1. Not agreeing on everything. The wife who is a believer has sworn allegiance to Jesus Christ and he is her Lord and King. It is possible to be submissive and refuse to think what your husband says you should think about. God has made us with a mind, we can think, we can plan and reason.*

2. Not leaving your brain at the altar. Any man who says “I do the thinking in this family!” is sick and has a warped view of his authority. Before you go to the altar you need to agree it’s okay to disagree. When a decision can’t be made the husband has the final say.*

3. Not stopping to influence your husband to become a believer. God says you can win your husband by your submissive attitude.*

4. Not putting the will of your husband before the will of God. Jesus is your Lord and for his sake, you will submit to your husband. But Jesus is your Lord and Savior and when you have to choose between the two, you will choose Christ. You don’t do this with an arrogant attitude but a meek one, letting your husband know you can’t do what he suggested.*

5. Not getting your spiritual strength from your husband. Your hope is in Christ, you attend church, pray and study the Word. Your strength comes from the Lord.*

6. Not living or acting in fear. You are a God-fearing wife and you are fearless. Husbands are called to a unique kind of leadership in marriage and the wife is called to a unique kind of submission. It can be a wonderful marriage, a unique and blessed partnership.*

Of course the pastor gave me a lot to think about and maybe ….just maybe….my thinking about submission could change, especially after he ended his sermon with the rest of the chapter…
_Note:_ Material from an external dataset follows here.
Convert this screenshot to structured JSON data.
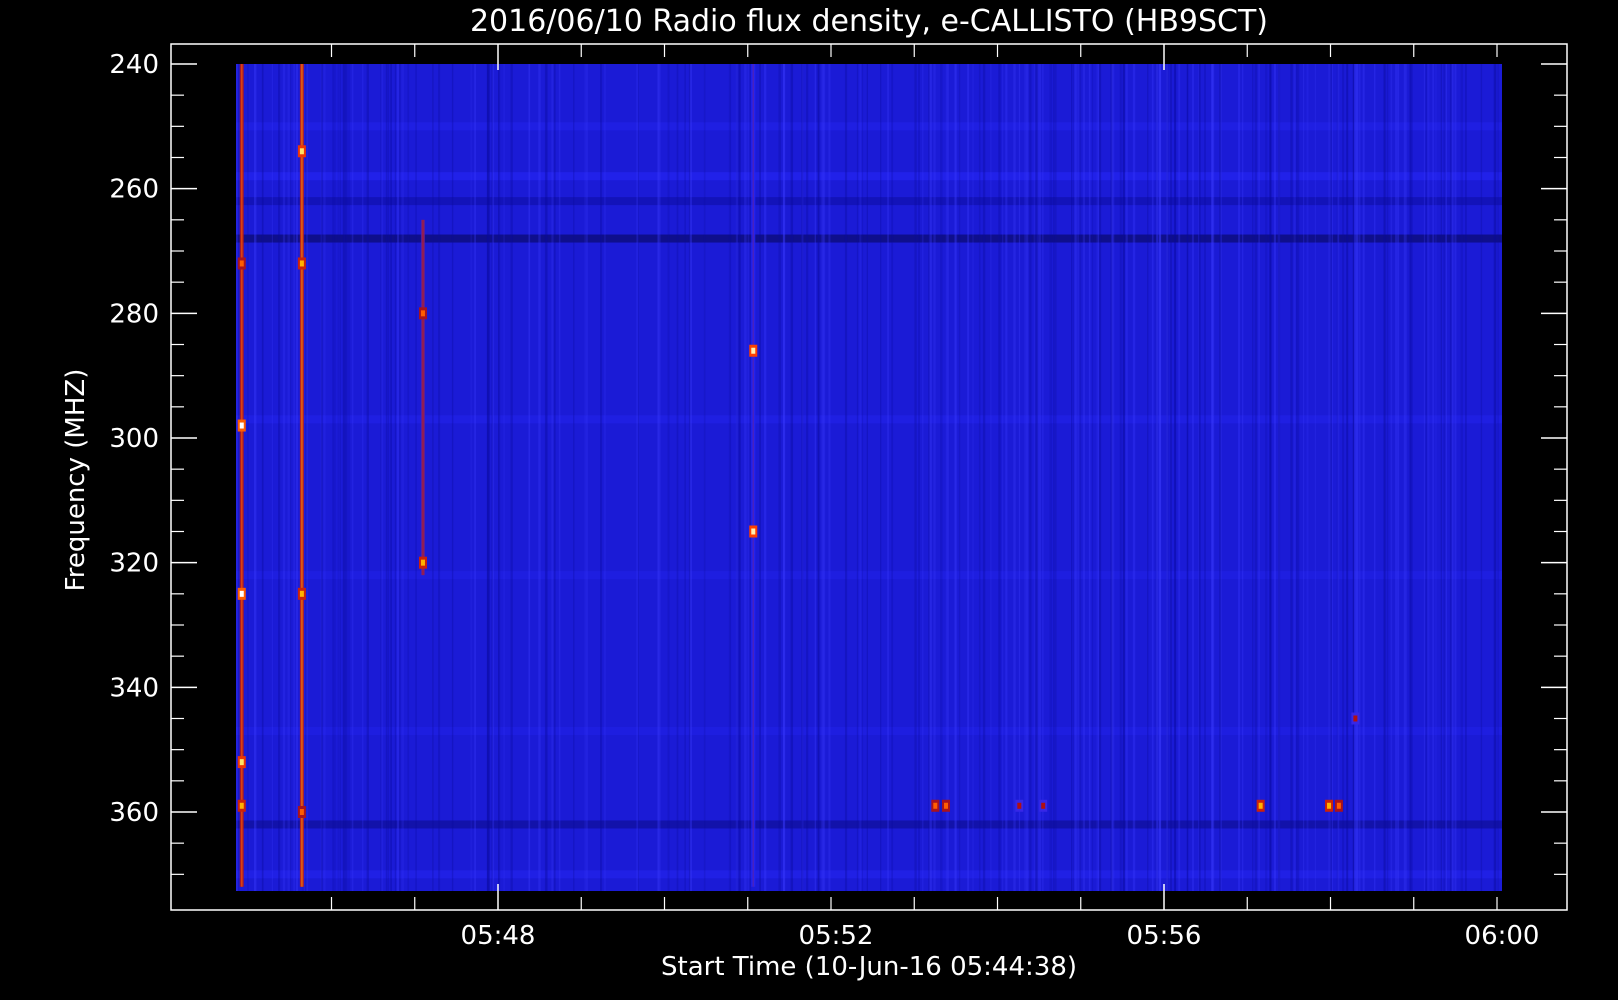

“In the same way, you husbands must give honor to your wives. Treat your wife with understanding as you live together. She may be weaker than you are, but she is your equal partner in God’s gift of new life. Treat her as you should so your prayers will not be hindered.” 1 Peter‬ ‭3:7 NLT

Now I like that!

*information came from article by John Piper, “Six Things Submission Is Not” and my sermon notes from 4/24/17.